Mandiant dijo que identificó el código como perteneciente a un actor de amenazas conocido como UNC4990, al que ha estado rastreando desde 2020. Para la mayoría de los usuarios, estas instrucciones no tendrán ningún efecto. Sólo puede ejecutarse en dispositivos que ya contienen el malware de primera etapa (explorer.ps1). La primera etapa de la propagación de UNC4990 es a través de unidades flash infectadas que están configuradas para vincularse a archivos alojados en GitHub y GitLab.

La segunda etapa se llama "espacio vacío" y es un archivo de texto que aparece en blanco en los navegadores y editores de texto. Sin embargo, ábralo con un editor hexadecimal y verá un archivo binario que utiliza esquemas de codificación inteligentes como espacios, tabulaciones y nuevas líneas para crear código binario ejecutable. Mandiant admite que nunca antes había visto esta tecnología.

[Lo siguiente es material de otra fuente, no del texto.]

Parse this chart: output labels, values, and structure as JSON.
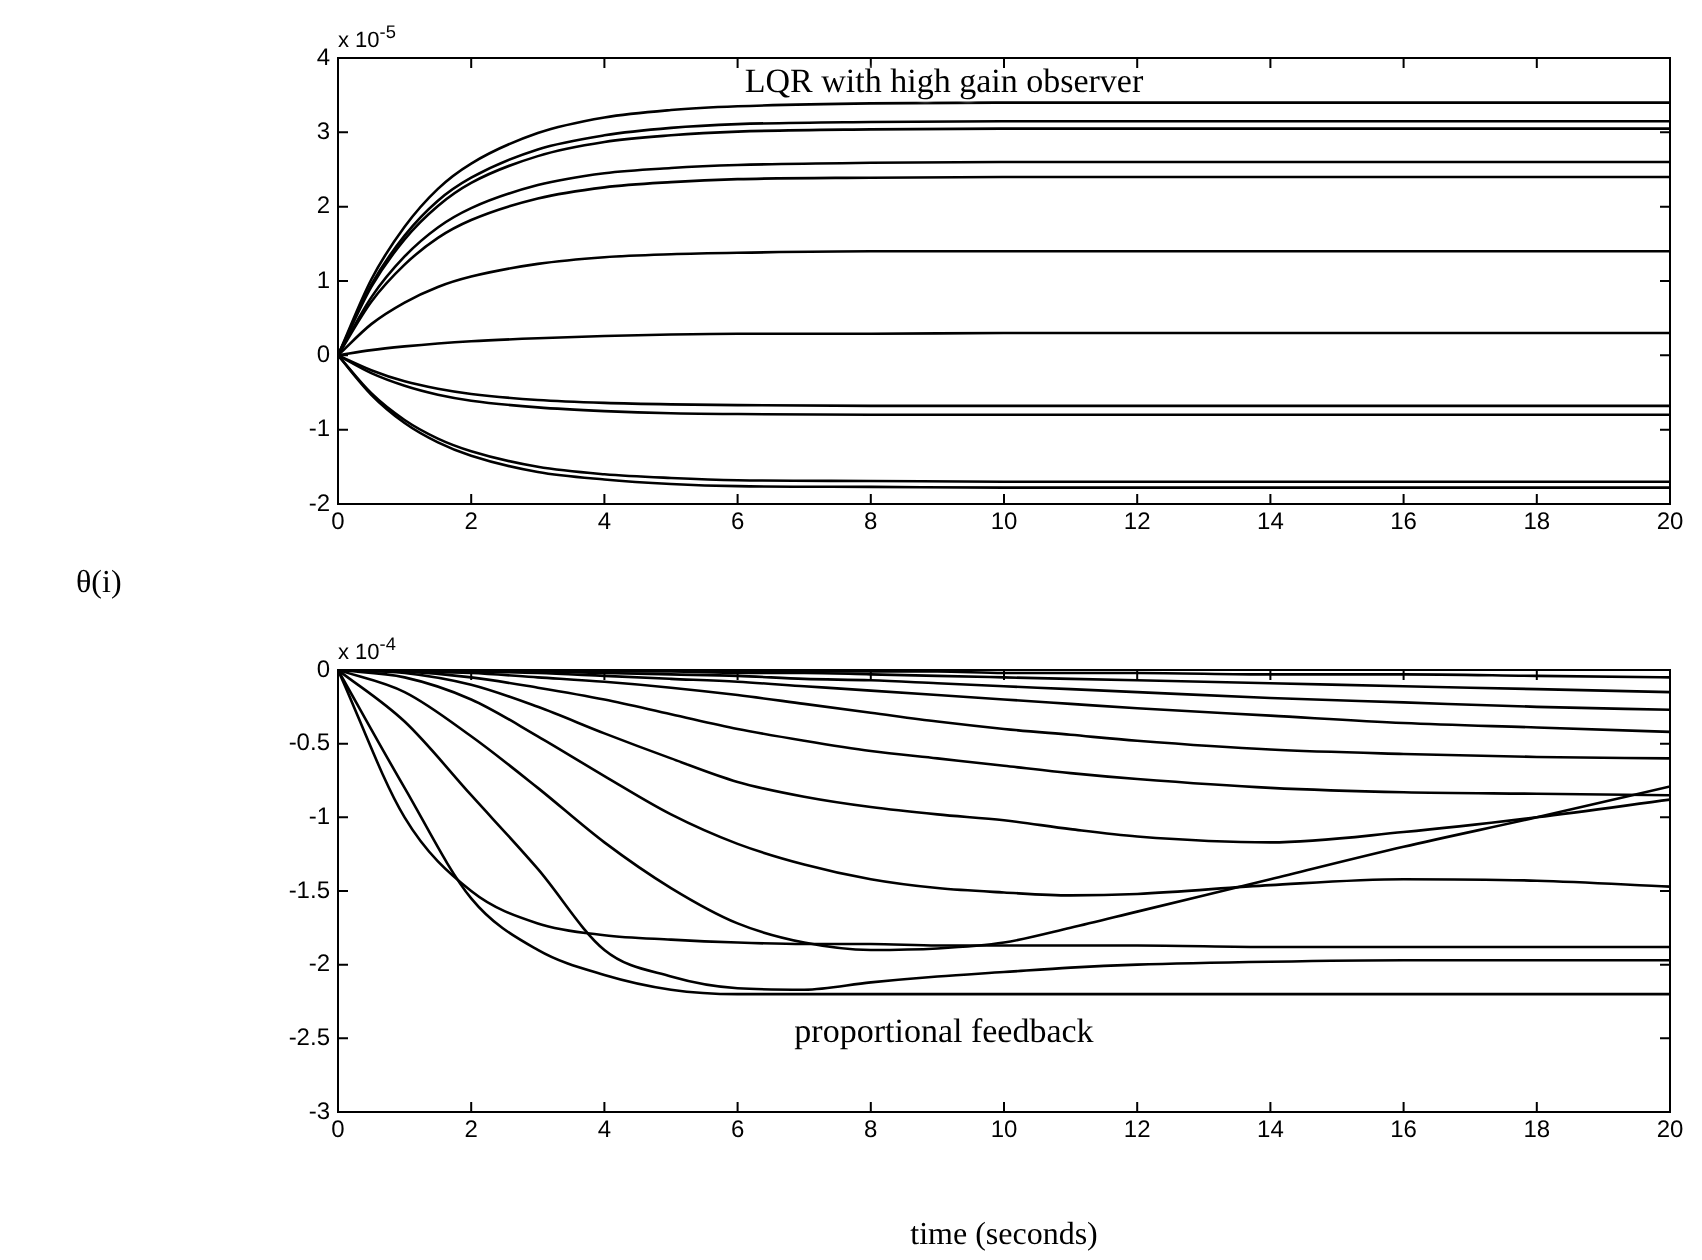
{
  "chart_data": [
    {
      "type": "line",
      "ylabel": "θ(i)",
      "annotations": [
        "x 10$^{-5}$",
        "LQR with high gain observer"
      ],
      "xlim": [
        0,
        20
      ],
      "xticks": [
        0,
        2,
        4,
        6,
        8,
        10,
        12,
        14,
        16,
        18,
        20
      ],
      "ylim": [
        -2,
        4
      ],
      "yticks": [
        -2,
        -1,
        0,
        1,
        2,
        3,
        4
      ],
      "grid": false,
      "legend": false,
      "marker": "none",
      "line_style": "solid",
      "x": [
        0,
        0.5,
        1,
        1.5,
        2,
        3,
        4,
        5,
        6,
        8,
        10,
        20
      ],
      "series": [
        {
          "color": "#000000",
          "values": [
            0,
            1.02,
            1.73,
            2.24,
            2.58,
            2.99,
            3.2,
            3.3,
            3.35,
            3.39,
            3.4,
            3.4
          ]
        },
        {
          "color": "#000000",
          "values": [
            0,
            0.95,
            1.61,
            2.08,
            2.39,
            2.77,
            2.96,
            3.06,
            3.11,
            3.14,
            3.15,
            3.15
          ]
        },
        {
          "color": "#000000",
          "values": [
            0,
            0.92,
            1.56,
            2.01,
            2.32,
            2.68,
            2.87,
            2.96,
            3.01,
            3.04,
            3.05,
            3.05
          ]
        },
        {
          "color": "#000000",
          "values": [
            0,
            0.78,
            1.33,
            1.72,
            1.98,
            2.29,
            2.45,
            2.52,
            2.56,
            2.59,
            2.6,
            2.6
          ]
        },
        {
          "color": "#000000",
          "values": [
            0,
            0.72,
            1.22,
            1.58,
            1.82,
            2.11,
            2.26,
            2.33,
            2.37,
            2.39,
            2.4,
            2.4
          ]
        },
        {
          "color": "#000000",
          "values": [
            0,
            0.42,
            0.71,
            0.92,
            1.06,
            1.23,
            1.32,
            1.36,
            1.38,
            1.4,
            1.4,
            1.4
          ]
        },
        {
          "color": "#000000",
          "values": [
            0,
            0.07,
            0.12,
            0.16,
            0.19,
            0.23,
            0.26,
            0.28,
            0.29,
            0.29,
            0.3,
            0.3
          ]
        },
        {
          "color": "#000000",
          "values": [
            0,
            -0.2,
            -0.35,
            -0.45,
            -0.52,
            -0.6,
            -0.64,
            -0.66,
            -0.67,
            -0.68,
            -0.68,
            -0.68
          ]
        },
        {
          "color": "#000000",
          "values": [
            0,
            -0.24,
            -0.41,
            -0.53,
            -0.61,
            -0.7,
            -0.75,
            -0.78,
            -0.79,
            -0.8,
            -0.8,
            -0.8
          ]
        },
        {
          "color": "#000000",
          "values": [
            0,
            -0.51,
            -0.87,
            -1.12,
            -1.29,
            -1.5,
            -1.6,
            -1.65,
            -1.68,
            -1.69,
            -1.7,
            -1.7
          ]
        },
        {
          "color": "#000000",
          "values": [
            0,
            -0.53,
            -0.91,
            -1.17,
            -1.35,
            -1.57,
            -1.67,
            -1.73,
            -1.76,
            -1.77,
            -1.78,
            -1.78
          ]
        }
      ]
    },
    {
      "type": "line",
      "xlabel": "time (seconds)",
      "annotations": [
        "x 10$^{-4}$",
        "proportional feedback"
      ],
      "xlim": [
        0,
        20
      ],
      "xticks": [
        0,
        2,
        4,
        6,
        8,
        10,
        12,
        14,
        16,
        18,
        20
      ],
      "ylim": [
        -3,
        0
      ],
      "yticks": [
        -3,
        -2.5,
        -2,
        -1.5,
        -1,
        -0.5,
        0
      ],
      "grid": false,
      "legend": false,
      "marker": "none",
      "line_style": "solid",
      "x": [
        0,
        1,
        2,
        3,
        4,
        5,
        6,
        7,
        8,
        9,
        10,
        11,
        12,
        14,
        16,
        18,
        20
      ],
      "series": [
        {
          "color": "#000000",
          "values": [
            0,
            0,
            0,
            0,
            0,
            0,
            -0.01,
            -0.01,
            -0.01,
            -0.01,
            -0.02,
            -0.02,
            -0.02,
            -0.03,
            -0.03,
            -0.04,
            -0.05
          ]
        },
        {
          "color": "#000000",
          "values": [
            0,
            0,
            0,
            0,
            -0.01,
            -0.01,
            -0.02,
            -0.02,
            -0.03,
            -0.04,
            -0.05,
            -0.06,
            -0.07,
            -0.09,
            -0.11,
            -0.13,
            -0.15
          ]
        },
        {
          "color": "#000000",
          "values": [
            0,
            0,
            -0.01,
            -0.01,
            -0.02,
            -0.03,
            -0.04,
            -0.06,
            -0.07,
            -0.09,
            -0.11,
            -0.13,
            -0.15,
            -0.19,
            -0.22,
            -0.25,
            -0.27
          ]
        },
        {
          "color": "#000000",
          "values": [
            0,
            0,
            -0.01,
            -0.02,
            -0.04,
            -0.06,
            -0.08,
            -0.11,
            -0.14,
            -0.17,
            -0.2,
            -0.23,
            -0.26,
            -0.31,
            -0.36,
            -0.39,
            -0.42
          ]
        },
        {
          "color": "#000000",
          "values": [
            0,
            -0.01,
            -0.02,
            -0.05,
            -0.08,
            -0.12,
            -0.17,
            -0.23,
            -0.29,
            -0.35,
            -0.4,
            -0.44,
            -0.48,
            -0.54,
            -0.57,
            -0.59,
            -0.6
          ]
        },
        {
          "color": "#000000",
          "values": [
            0,
            -0.01,
            -0.05,
            -0.12,
            -0.2,
            -0.3,
            -0.4,
            -0.48,
            -0.55,
            -0.6,
            -0.65,
            -0.7,
            -0.74,
            -0.8,
            -0.83,
            -0.84,
            -0.85
          ]
        },
        {
          "color": "#000000",
          "values": [
            0,
            -0.02,
            -0.1,
            -0.25,
            -0.43,
            -0.6,
            -0.76,
            -0.86,
            -0.93,
            -0.98,
            -1.02,
            -1.08,
            -1.13,
            -1.17,
            -1.1,
            -1,
            -0.88
          ]
        },
        {
          "color": "#000000",
          "values": [
            0,
            -0.05,
            -0.2,
            -0.45,
            -0.72,
            -0.98,
            -1.18,
            -1.32,
            -1.42,
            -1.48,
            -1.51,
            -1.53,
            -1.52,
            -1.46,
            -1.42,
            -1.43,
            -1.47
          ]
        },
        {
          "color": "#000000",
          "values": [
            0,
            -0.15,
            -0.45,
            -0.8,
            -1.17,
            -1.48,
            -1.72,
            -1.85,
            -1.9,
            -1.89,
            -1.85,
            -1.75,
            -1.64,
            -1.42,
            -1.2,
            -1,
            -0.79
          ]
        },
        {
          "color": "#000000",
          "values": [
            0,
            -0.35,
            -0.85,
            -1.35,
            -1.9,
            -2.08,
            -2.16,
            -2.17,
            -2.12,
            -2.08,
            -2.05,
            -2.02,
            -2,
            -1.98,
            -1.97,
            -1.97,
            -1.97
          ]
        },
        {
          "color": "#000000",
          "values": [
            0,
            -0.8,
            -1.55,
            -1.9,
            -2.07,
            -2.17,
            -2.2,
            -2.2,
            -2.2,
            -2.2,
            -2.2,
            -2.2,
            -2.2,
            -2.2,
            -2.2,
            -2.2,
            -2.2
          ]
        },
        {
          "color": "#000000",
          "values": [
            0,
            -1,
            -1.5,
            -1.72,
            -1.8,
            -1.83,
            -1.85,
            -1.86,
            -1.86,
            -1.87,
            -1.87,
            -1.87,
            -1.87,
            -1.88,
            -1.88,
            -1.88,
            -1.88
          ]
        }
      ]
    }
  ]
}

El investigador de Mandiant, Yash Gupta, dijo: "Esta es una forma diferente y novedosa de abuso que estamos viendo, y es difícil de detectar. No es algo que usualmente vemos en el malware. Esto es muy interesante para nosotros y es algo que queremos señalar".

Después de la ejecución, Emptyspace sondeará continuamente el servidor de comando y control y descargará una puerta trasera llamada "Quietboard" de acuerdo con el comando. UNC4990 explota esta puerta trasera para instalar mineros de criptomonedas en máquinas infectadas. Sin embargo, Mandiant dijo que solo rastreó una instancia de instalación de Quietboard.

Dada la rareza de Quietboard, la amenaza que representan los ataques de UNC4990 es mínima. Sin embargo, explorer.ps1 y Emptyspace pueden tener tasas de infección más altas, lo que deja a los usuarios vulnerables. Mandiant explica cómo detectar la infección en su blog.